We are living at a time of tremendous challenges. It is incumbent upon leaders of the G8 to promote a more open international economy and progress in such areas as human rights and the environment.

The financial crash of 2008 unsettled the global marketplace, battered many national economies, and caused numerous governments to look inward.  Although some countries, such as Canada, came through relatively unscathed, the long-term fiscal problems facing America, Europe, Japan, and many other nations are enormous.

Thus, the most important challenge is to expand economic cooperation in the face of increased protectionist pressures. The latter is evident in the U.S., for instance, where the Congress has yet to ratify free trade agreements negotiated by the Bush administration.  American leadership also has been lacking in moving forward with the World Trade Organization’s Doha round.

Nations around the globe must rise above parochial political concerns and remove barriers to expanded markets.  The U.S. and Europe must reduce agricultural subsidies.  Major developing states like China and India should increase access for services and non-agricultural products.  Other lesser developed countries need to give up some of their trade preferences as their commerce with the industrialized world increases. Greater trade liberalization is always good policy, but in the wake of this global recession it is a necessity.  

There are military threats which require improved international cooperation.  Iraq’s democracy remains fragile.  The situation in Afghanistan offers a growing challenge.  Iran continues its nuclear course.  All of these situations threaten the peace.

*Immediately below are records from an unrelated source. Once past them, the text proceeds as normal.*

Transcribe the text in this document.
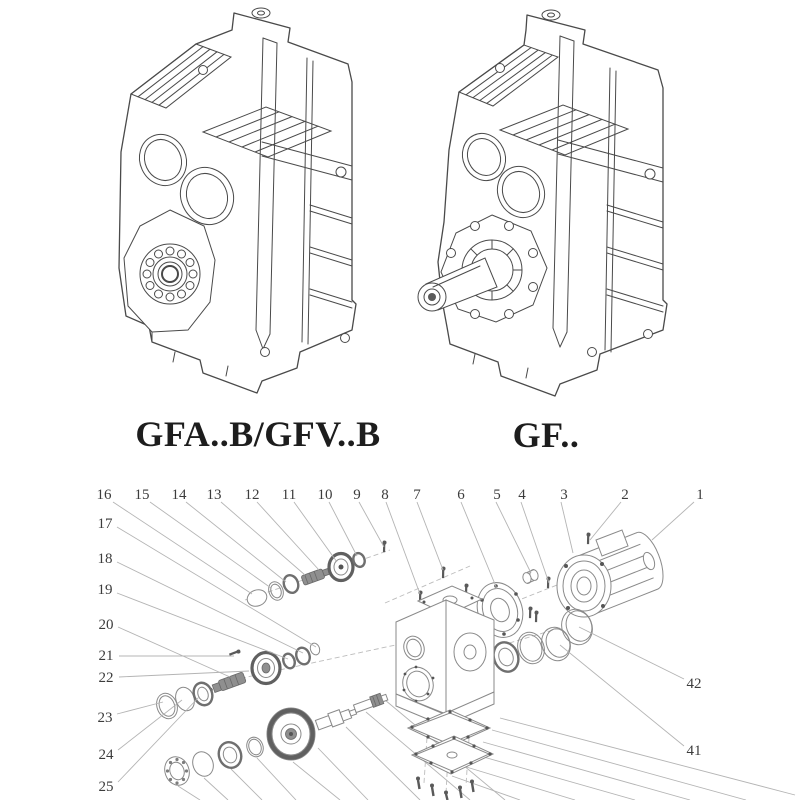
GFA..B/GFV..B	GF..
1
2
3
4
5
6
7
8
9
10
11
12
13
14
15
16
17
18
19
20
21
22
23
24
25
41
42
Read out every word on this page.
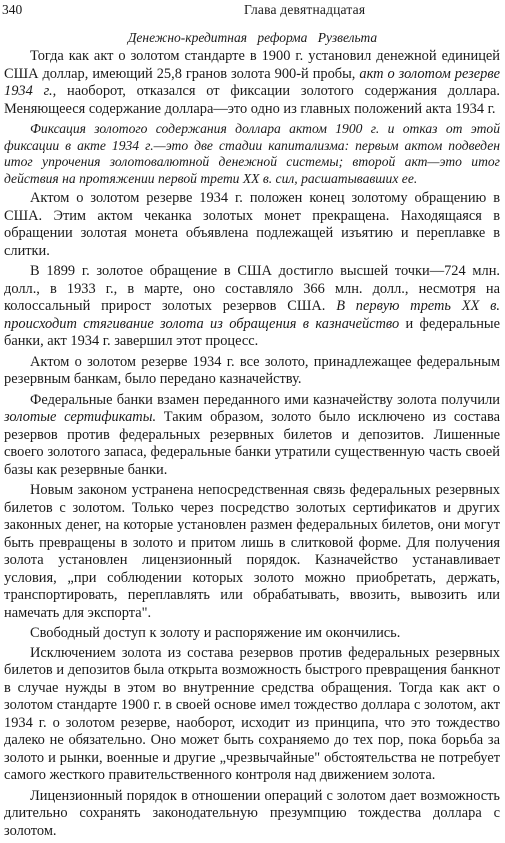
340	Глава девятнадцатая
Денежно-кредитная реформа Рузвельта

Тогда как акт о золотом стандарте в 1900 г. установил денежной единицей США доллар, имеющий 25,8 гранов золота 900-й пробы, акт о золотом резерве 1934 г., наоборот, отказался от фиксации золотого содержания доллара. Меняющееся содержание доллара—это одно из главных положений акта 1934 г.

Фиксация золотого содержания доллара актом 1900 г. и отказ от этой фиксации в акте 1934 г.—это две стадии капитализма: первым актом подведен итог упрочения золотовалютной денежной системы; второй акт—это итог действия на протяжении первой трети XX в. сил, расшатывавших ее.

Актом о золотом резерве 1934 г. положен конец золотому обращению в США. Этим актом чеканка золотых монет прекращена. Находящаяся в обращении золотая монета объявлена подлежащей изъятию и переплавке в слитки.

В 1899 г. золотое обращение в США достигло высшей точки—724 млн. долл., в 1933 г., в марте, оно составляло 366 млн. долл., несмотря на колоссальный прирост золотых резервов США. В первую треть XX в. происходит стягивание золота из обращения в казначейство и федеральные банки, акт 1934 г. завершил этот процесс.

Актом о золотом резерве 1934 г. все золото, принадлежащее федеральным резервным банкам, было передано казначейству.

Федеральные банки взамен переданного ими казначейству золота получили золотые сертификаты. Таким образом, золото было исключено из состава резервов против федеральных резервных билетов и депозитов. Лишенные своего золотого запаса, федеральные банки утратили существенную часть своей базы как резервные банки.

Новым законом устранена непосредственная связь федеральных резервных билетов с золотом. Только через посредство золотых сертификатов и других законных денег, на которые установлен размен федеральных билетов, они могут быть превращены в золото и притом лишь в слитковой форме. Для получения золота установлен лицензионный порядок. Казначейство устанавливает условия, „при соблюдении которых золото можно приобретать, держать, транспортировать, переплавлять или обрабатывать, ввозить, вывозить или намечать для экспорта".

Свободный доступ к золоту и распоряжение им окончились.

Исключением золота из состава резервов против федеральных резервных билетов и депозитов была открыта возможность быстрого превращения банкнот в случае нужды в этом во внутренние средства обращения. Тогда как акт о золотом стандарте 1900 г. в своей основе имел тождество доллара с золотом, акт 1934 г. о золотом резерве, наоборот, исходит из принципа, что это тождество далеко не обязательно. Оно может быть сохраняемо до тех пор, пока борьба за золото и рынки, военные и другие „чрезвычайные" обстоятельства не потребует самого жесткого правительственного контроля над движением золота.

Лицензионный порядок в отношении операций с золотом дает возможность длительно сохранять законодательную презумпцию тождества доллара с золотом.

Moreover, despite the West’s victory over the Soviet Union, liberal values again are under attack.  Iran is smothering what little independent civil society existed before last year’s stolen election.  Russia has steadily traded freedom for authoritarianism.  In joining political repression with economic freedom, China is providing an alternative model for many developing states.

The first response to this calculated attack on basic human rights should come from civil society.  For instance, Internet activists have worked to thwart government controls, and have shared their programs across nations and cultures.  Individuals, churches, associations, corporations, and other organizations should do what they can to promote humane political values, even if they are only able to liberate one person at a time.

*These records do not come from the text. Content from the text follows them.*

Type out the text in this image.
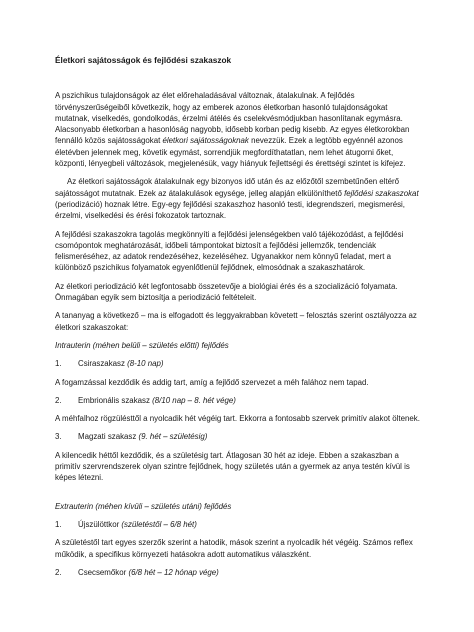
Életkori sajátosságok és fejlődési szakaszok

A pszichikus tulajdonságok az élet előrehaladásával változnak, átalakulnak. A fejlődés törvényszerűségeiből következik, hogy az emberek azonos életkorban hasonló tulajdonságokat mutatnak, viselkedés, gondolkodás, érzelmi átélés és cselekvésmódjukban hasonlítanak egymásra. Alacsonyabb életkorban a hasonlóság nagyobb, idősebb korban pedig kisebb. Az egyes életkorokban fennálló közös sajátosságokat életkori sajátosságoknak nevezzük. Ezek a legtöbb egyénnél azonos életévben jelennek meg, követik egymást, sorrendjük megfordíthatatlan, nem lehet átugorni őket, központi, lényegbeli változások, megjelenésük, vagy hiányuk fejlettségi és érettségi szintet is kifejez.

Az életkori sajátosságok átalakulnak egy bizonyos idő után és az előzőtől szembetűnően eltérő sajátosságot mutatnak. Ezek az átalakulások egysége, jelleg alapján elkülöníthető fejlődési szakaszokat (periodizáció) hoznak létre. Egy-egy fejlődési szakaszhoz hasonló testi, idegrendszeri, megismerési, érzelmi, viselkedési és érési fokozatok tartoznak.

A fejlődési szakaszokra tagolás megkönnyíti a fejlődési jelenségekben való tájékozódást, a fejlődési csomópontok meghatározását, időbeli támpontokat biztosít a fejlődési jellemzők, tendenciák felismeréséhez, az adatok rendezéséhez, kezeléséhez. Ugyanakkor nem könnyű feladat, mert a különböző pszichikus folyamatok egyenlőtlenül fejlődnek, elmosódnak a szakaszhatárok.

Az életkori periodizáció két legfontosabb összetevője a biológiai érés és a szocializáció folyamata. Önmagában egyik sem biztosítja a periodizáció feltételeit.

A tananyag a következő – ma is elfogadott és leggyakrabban követett – felosztás szerint osztályozza az életkori szakaszokat:

Intrauterin (méhen belüli – születés előtti) fejlődés

1.	Csiraszakasz (8-10 nap)

A fogamzással kezdődik és addig tart, amíg a fejlődő szervezet a méh falához nem tapad.

2.	Embrionális szakasz (8/10 nap – 8. hét vége)

A méhfalhoz rögzülésttől a nyolcadik hét végéig tart. Ekkorra a fontosabb szervek primitív alakot öltenek.

3.	Magzati szakasz (9. hét – születésig)

A kilencedik héttől kezdődik, és a születésig tart. Átlagosan 30 hét az ideje. Ebben a szakaszban a primitív szervrendszerek olyan szintre fejlődnek, hogy születés után a gyermek az anya testén kívül is képes létezni.

Extrauterin (méhen kívüli – születés utáni) fejlődés

1.	Újszülöttkor (születéstől – 6/8 hét)

A születéstől tart egyes szerzők szerint a hatodik, mások szerint a nyolcadik hét végéig. Számos reflex működik, a specifikus környezeti hatásokra adott automatikus válaszként.

2.	Csecsemőkor (6/8 hét – 12 hónap vége)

Second, democratic governments should coordinate how to more effectively promote the West’s fundamental values.  While we cannot impose democracy on other nations, we can lead by example as well as use policy tools ranging from international aid to political relations to commercial dealings to promote respect for human rights.  We also need to encourage democratic governments of developing nations like India and Indonesia to take a more active role in advancing political freedom.

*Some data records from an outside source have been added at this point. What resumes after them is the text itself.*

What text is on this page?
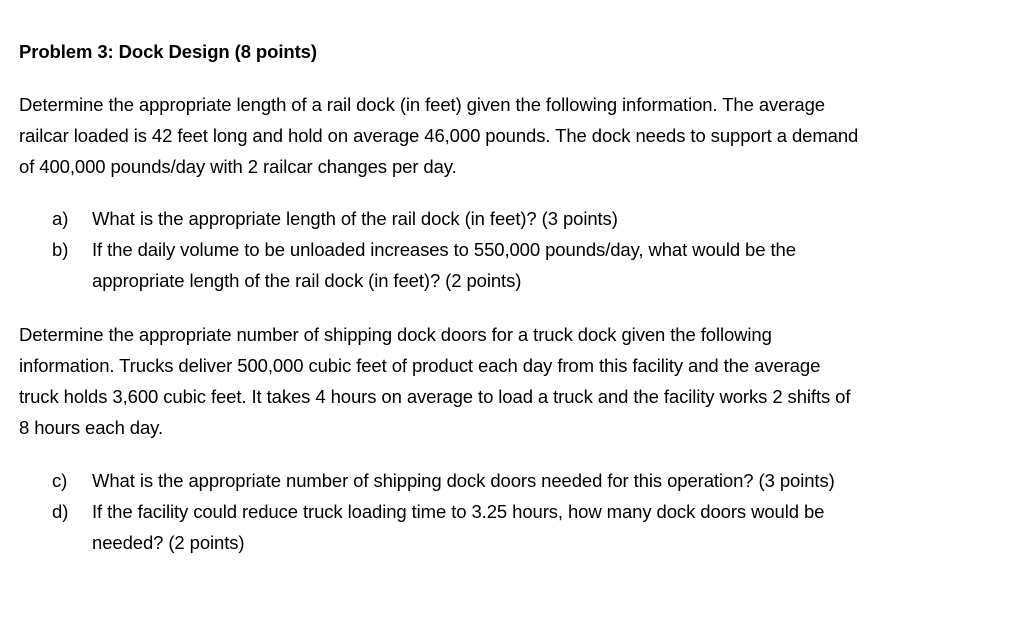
Problem 3: Dock Design (8 points)

Determine the appropriate length of a rail dock (in feet) given the following information. The average

railcar loaded is 42 feet long and hold on average 46,000 pounds. The dock needs to support a demand

of 400,000 pounds/day with 2 railcar changes per day.

a) What is the appropriate length of the rail dock (in feet)? (3 points)
b) If the daily volume to be unloaded increases to 550,000 pounds/day, what would be the
appropriate length of the rail dock (in feet)? (2 points)

Determine the appropriate number of shipping dock doors for a truck dock given the following

information. Trucks deliver 500,000 cubic feet of product each day from this facility and the average

truck holds 3,600 cubic feet. It takes 4 hours on average to load a truck and the facility works 2 shifts of

8 hours each day.

c) What is the appropriate number of shipping dock doors needed for this operation? (3 points)
d) If the facility could reduce truck loading time to 3.25 hours, how many dock doors would be
needed? (2 points)
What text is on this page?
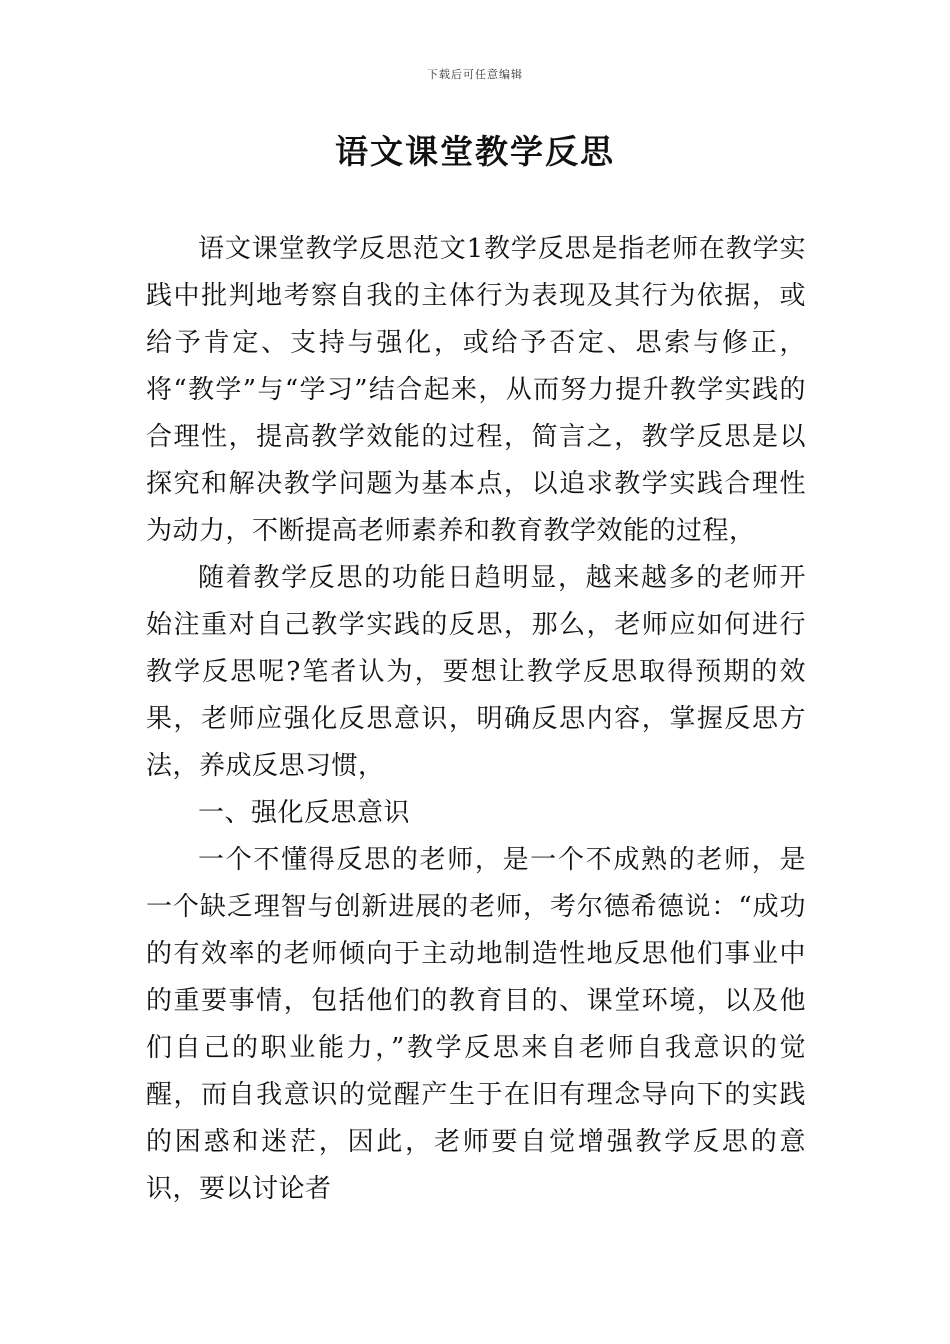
下载后可任意编辑
语文课堂教学反思

语文课堂教学反思范文1教学反思是指老师在教学实践中批判地考察自我的主体行为表现及其行为依据，或给予肯定、支持与强化，或给予否定、思索与修正，将“教学”与“学习”结合起来，从而努力提升教学实践的合理性，提高教学效能的过程，简言之，教学反思是以探究和解决教学问题为基本点，以追求教学实践合理性为动力，不断提高老师素养和教育教学效能的过程，

随着教学反思的功能日趋明显，越来越多的老师开始注重对自己教学实践的反思，那么，老师应如何进行教学反思呢?笔者认为，要想让教学反思取得预期的效果，老师应强化反思意识，明确反思内容，掌握反思方法，养成反思习惯，

一、强化反思意识

一个不懂得反思的老师，是一个不成熟的老师，是一个缺乏理智与创新进展的老师，考尔德希德说：“成功的有效率的老师倾向于主动地制造性地反思他们事业中的重要事情，包括他们的教育目的、课堂环境，以及他们自己的职业能力，”教学反思来自老师自我意识的觉醒，而自我意识的觉醒产生于在旧有理念导向下的实践的困惑和迷茫，因此，老师要自觉增强教学反思的意识，要以讨论者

Finally, we must address a variety of development and environmental problems.  We must emphasize practical results, not political ideology.

Governments tend to look at foreign aid as the best means to promote developing world economic growth, but the experience of these programs is disappointing.  More effective would be restarting the engines of growth in the West.  Developing states will expand as they trade with and receive investment from wealthier states.

Promoting the rule of law, political stability, and human rights is also critical to economic development.  Foreign investment and trade depend on legal certainty and social stability.  Indigenous growth requires freeing local entrepreneurs from inefficient and unfair government controls.

Poor nations also face extraordinary challenges in educating their children and providing their people with health care, especially in a world of AIDS.  The best first step for all countries, however, is to foster a growing economy.  Without wealth production, there is nothing available to meet social needs.
Environmental issues matter too, though improved policies are most likely to follow increased economic growth.  People will worry about the quality of the air they breathe and water they drink only after they can feed their families.

In promoting environmental change, we should focus on problems where we can achieve the best results for the most people.  While much of the developed world focuses on the potential of climate change, we could save more lives at less cost by simply bringing clean water to people throughout the developing world.  At a time of financial crisis, we must think strategically on how to best use our limited resources.

Many G8 meetings have come at important times.  This one is no different.  The West’s leaders must pursue an agenda that emphasizes economic and political freedom.  Only free peoples will be able to successfully confront the serious problems that threaten our future well-being.

Michelle Bernard is President of the Independent Women’s Forum and MSNBC Political Analyst.